I'm very interested in the memory of the Web. I'm fascinated by the fact that millions of sites and pages created in the 2000s simply don't exist today. They've been erased from the Web's surface. That's why I spend a lot of time exploring the Internet Archive databases. But I think that we lack effective visualization tools to represent the structure of dead websites. There is no visualization technique that allows us to do Web archaeology.

So I have created the ‘’Web cernes’’. Web cernes make it possible to represent the evolution of any website that has disappeared by using all the archives linked to its domain name in the Internet Archive database. It's a generic visualization: a python script retrieves all the archives linked to the domain name of the site we want to reconstruct. This scriptgenerates a JSON structure which will then be read and visualized by a D3.js interface.

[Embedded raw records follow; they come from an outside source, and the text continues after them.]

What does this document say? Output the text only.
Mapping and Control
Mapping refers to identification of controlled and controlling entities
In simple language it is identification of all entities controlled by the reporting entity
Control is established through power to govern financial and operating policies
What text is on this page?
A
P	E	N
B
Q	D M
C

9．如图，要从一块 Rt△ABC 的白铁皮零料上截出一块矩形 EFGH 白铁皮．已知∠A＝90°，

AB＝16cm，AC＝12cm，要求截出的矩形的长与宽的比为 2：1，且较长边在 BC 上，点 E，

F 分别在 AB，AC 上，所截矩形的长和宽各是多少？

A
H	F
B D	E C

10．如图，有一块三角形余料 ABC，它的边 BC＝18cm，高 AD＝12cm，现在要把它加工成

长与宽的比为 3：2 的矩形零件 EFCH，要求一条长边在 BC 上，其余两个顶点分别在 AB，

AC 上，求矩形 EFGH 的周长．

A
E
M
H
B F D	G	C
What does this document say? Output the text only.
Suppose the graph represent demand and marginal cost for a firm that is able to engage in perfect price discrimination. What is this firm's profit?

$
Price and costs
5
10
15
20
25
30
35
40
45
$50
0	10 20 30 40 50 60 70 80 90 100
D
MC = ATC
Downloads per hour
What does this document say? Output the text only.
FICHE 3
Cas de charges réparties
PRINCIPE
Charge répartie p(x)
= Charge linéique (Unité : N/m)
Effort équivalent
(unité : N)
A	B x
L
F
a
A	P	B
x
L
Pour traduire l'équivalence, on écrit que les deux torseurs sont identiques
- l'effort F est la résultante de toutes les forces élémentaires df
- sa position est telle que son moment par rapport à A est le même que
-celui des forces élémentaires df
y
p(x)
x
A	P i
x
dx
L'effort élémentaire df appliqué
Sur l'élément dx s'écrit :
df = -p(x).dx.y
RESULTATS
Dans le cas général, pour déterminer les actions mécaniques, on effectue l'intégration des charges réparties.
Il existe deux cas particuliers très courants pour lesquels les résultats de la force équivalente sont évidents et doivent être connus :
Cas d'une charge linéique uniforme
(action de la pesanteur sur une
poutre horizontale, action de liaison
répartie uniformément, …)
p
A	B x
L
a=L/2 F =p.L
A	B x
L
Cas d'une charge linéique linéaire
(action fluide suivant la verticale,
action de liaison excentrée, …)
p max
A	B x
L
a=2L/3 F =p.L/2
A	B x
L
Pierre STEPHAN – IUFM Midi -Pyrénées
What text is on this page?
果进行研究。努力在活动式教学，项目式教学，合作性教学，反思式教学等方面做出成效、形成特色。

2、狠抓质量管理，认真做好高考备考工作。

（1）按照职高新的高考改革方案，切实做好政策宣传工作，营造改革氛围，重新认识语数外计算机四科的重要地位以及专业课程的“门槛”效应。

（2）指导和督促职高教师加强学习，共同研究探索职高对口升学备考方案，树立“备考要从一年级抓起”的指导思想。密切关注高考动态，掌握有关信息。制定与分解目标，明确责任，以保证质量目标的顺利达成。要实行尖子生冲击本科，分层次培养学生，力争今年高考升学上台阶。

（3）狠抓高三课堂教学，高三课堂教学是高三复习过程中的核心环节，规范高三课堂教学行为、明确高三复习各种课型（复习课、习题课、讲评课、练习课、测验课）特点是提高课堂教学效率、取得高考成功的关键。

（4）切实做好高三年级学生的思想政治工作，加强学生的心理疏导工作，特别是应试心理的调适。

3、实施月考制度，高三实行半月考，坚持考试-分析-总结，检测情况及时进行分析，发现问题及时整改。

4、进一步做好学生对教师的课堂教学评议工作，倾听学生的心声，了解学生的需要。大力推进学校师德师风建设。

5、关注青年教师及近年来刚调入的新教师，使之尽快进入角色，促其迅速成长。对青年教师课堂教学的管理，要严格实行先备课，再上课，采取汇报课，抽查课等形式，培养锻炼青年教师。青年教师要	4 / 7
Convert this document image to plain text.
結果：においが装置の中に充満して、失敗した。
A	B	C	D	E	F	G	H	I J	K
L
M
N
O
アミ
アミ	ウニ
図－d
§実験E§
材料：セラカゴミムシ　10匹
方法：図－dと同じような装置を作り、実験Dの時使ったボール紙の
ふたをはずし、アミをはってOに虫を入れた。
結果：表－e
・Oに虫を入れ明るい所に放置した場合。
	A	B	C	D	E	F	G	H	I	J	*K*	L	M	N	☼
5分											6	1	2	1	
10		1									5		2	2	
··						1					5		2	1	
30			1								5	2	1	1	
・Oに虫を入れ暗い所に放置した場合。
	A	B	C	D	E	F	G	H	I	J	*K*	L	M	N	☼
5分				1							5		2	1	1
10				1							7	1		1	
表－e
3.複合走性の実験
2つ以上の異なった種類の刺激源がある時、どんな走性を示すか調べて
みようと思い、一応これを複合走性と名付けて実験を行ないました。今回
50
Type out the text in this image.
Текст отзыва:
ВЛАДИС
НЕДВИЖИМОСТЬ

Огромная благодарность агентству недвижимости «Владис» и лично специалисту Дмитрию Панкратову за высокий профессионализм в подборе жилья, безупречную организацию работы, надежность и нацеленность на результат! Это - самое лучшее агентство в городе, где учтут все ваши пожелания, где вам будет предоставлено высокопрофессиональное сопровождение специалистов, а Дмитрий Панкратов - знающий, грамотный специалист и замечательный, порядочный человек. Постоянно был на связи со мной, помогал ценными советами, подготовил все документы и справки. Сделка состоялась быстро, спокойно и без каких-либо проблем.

My inspiration comes from the tree rings (‘’cerne’’ in French), where each concentric ring represents the growth of a tree over the years. I've reused this natural mechanism in my web cernes. Each concentric circle now represents one year's growth of an archived website. Web cernes must therefore be read from the center (birth of the site) to its border (disappearance of the site). The space between two circles represents the number of new pages created per year. Each page of the site is represented by a line (if it has been archived several times) or a dot (if it has only been archived once). These lines are distributed radially around the Web cernes. I've organized them in relation to each other based on the DOM HTML tree of the original urls of the site, so that we can quickly see the evolution of the main headings and sub-sections of these dead sites. It's possible to explore and interact with the web cernes, zooming in and out and hovering the mouse over a page to access its archived version in the Internet Archive.

The high-resolution image I'm sharing with you represents the evolving structure of the firsttuesday.com website (1999 - 2010), which was a very important site for connecting web entrepreneurs and investors in the early 2000s. The explorable link represents the entire network of the firsttuesday community of sites: the main site in the center and its regional chapters (.fr, .co.uk, .de, etc.) on the periphery.

When we display several Web cernes side by side, it's as if we're looking at website fossils and I think it's possible to compare these shapes to determine different growth and development properties of those dead websites.